Marketing budgets as a percent of overall firm budgets and as a percent of firm revenues are both on the rise as noted in my prior post. Why are firms spending more on marketing? Here are six reasons I see in The CMO Survey™ data and in my research.
- New jobs: Marketing appears to be taking a leadership role in managing social media activities in companies. Given social media spending as a percent of marketing budgets is expected to rise from 7.6% to 18.8% over the next 5 years, this means new funds are flowing toward marketing.
- New skills: Companies plan to increase marketing training by 3.7% in February 2012 to 7.2% in August 2012. In particular, I see many companies in investing in programs to build marketing capabilities. A good example is GE’s Experienced Commercial Leadership Program, which develops cohorts of young marketers for the company. Another example is Becton Dickinson’s Marketing Excellence Initiative, which provides non-marketers with a big dose of training in key marketing tools and processes.
- New knowledge: Big Data has captured the imaginations of leaders in companies big and small. The ability to leverage information about customers in order to deliver and demonstrate value opens the door for marketers to fill the role as analysts and “data whisperers” as McKinsey calls them. As noted by McKinsey in its Chief Marketing and Sales Officer forum, “Data whisperers are those analysts who can coax meaning and insights from the increasingly sophisticated and massive data sets available today.”
- New growth: Experience of the recession reminds leaders that growth is not a certain prospect and that they need to seek out new markets for existing offerings and develop new products and services. Both types of growth are expected to rise over the next year. Currently, marketing plays a leadership role in innovation in only 39% of firms. This means that growth strategies are driven by strategy, finance, or R&D, none of which necessarily has the customer as their primary focus. As these strategies falter, I expect business leaders will recognize that new growth must have a stronger customer focus, which marketing can uniquely provide.
- Increasing focus on long-term firm value: Over the last twenty years, there is a clear shift in expectations toward improving marketing’s contributions to the firm over the long run.
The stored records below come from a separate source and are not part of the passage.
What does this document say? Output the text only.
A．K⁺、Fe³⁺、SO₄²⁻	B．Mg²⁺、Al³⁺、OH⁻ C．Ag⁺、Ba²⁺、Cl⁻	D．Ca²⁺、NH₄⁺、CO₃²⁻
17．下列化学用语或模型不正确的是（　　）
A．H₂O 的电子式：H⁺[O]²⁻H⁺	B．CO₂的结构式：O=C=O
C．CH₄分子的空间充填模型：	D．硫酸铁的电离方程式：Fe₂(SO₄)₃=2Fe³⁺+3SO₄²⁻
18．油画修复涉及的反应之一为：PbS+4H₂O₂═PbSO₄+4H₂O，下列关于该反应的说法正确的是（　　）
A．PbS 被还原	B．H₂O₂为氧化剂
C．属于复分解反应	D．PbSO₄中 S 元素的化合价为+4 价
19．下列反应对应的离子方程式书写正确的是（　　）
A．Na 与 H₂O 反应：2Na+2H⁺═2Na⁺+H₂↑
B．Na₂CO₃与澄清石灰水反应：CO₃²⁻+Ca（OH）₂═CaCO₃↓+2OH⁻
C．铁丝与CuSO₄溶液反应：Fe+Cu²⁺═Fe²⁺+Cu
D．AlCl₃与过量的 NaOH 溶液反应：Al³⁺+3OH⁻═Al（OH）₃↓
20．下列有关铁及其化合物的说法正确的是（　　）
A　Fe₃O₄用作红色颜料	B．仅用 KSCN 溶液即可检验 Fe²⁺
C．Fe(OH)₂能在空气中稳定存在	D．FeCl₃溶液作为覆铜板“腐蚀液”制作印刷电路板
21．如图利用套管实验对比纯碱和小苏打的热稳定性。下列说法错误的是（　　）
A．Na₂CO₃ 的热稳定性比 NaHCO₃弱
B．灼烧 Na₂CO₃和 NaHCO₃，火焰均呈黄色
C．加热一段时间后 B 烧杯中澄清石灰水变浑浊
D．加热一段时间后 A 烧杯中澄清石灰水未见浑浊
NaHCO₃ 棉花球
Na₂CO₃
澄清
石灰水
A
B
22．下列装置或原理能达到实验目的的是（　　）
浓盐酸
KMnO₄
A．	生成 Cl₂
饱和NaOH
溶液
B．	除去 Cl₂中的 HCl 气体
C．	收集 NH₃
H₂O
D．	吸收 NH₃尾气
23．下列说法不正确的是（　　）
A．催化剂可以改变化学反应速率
This means that marketing is no longer viewed as merely a tool for building market share or short-term revenues, but is instead considered a strategic investment in building critical intangible assets, such as customer relationship and brand equity, which produce important long-term profits. As the promise of marketing contributions rises, so does the funding.
- New cooperation with sales: In most companies, especially B2B, marketing and sales share the customer management process. In 69% of companies, marketing and sales work on an equal basis. Firm success hinges on finding ways to increase the effectiveness of interactions between these two groups. If marketing plays a bigger role in marketing analytics and social media activities as noted above, this should influence how marketing and sales interact. This requires marketing to figure out how to use Big Data to improve the selling process and to ensure that social media contributes to sales activities. Marketing will likely receive increased funding to do so.
Why do you think marketing is receiving larger budgets?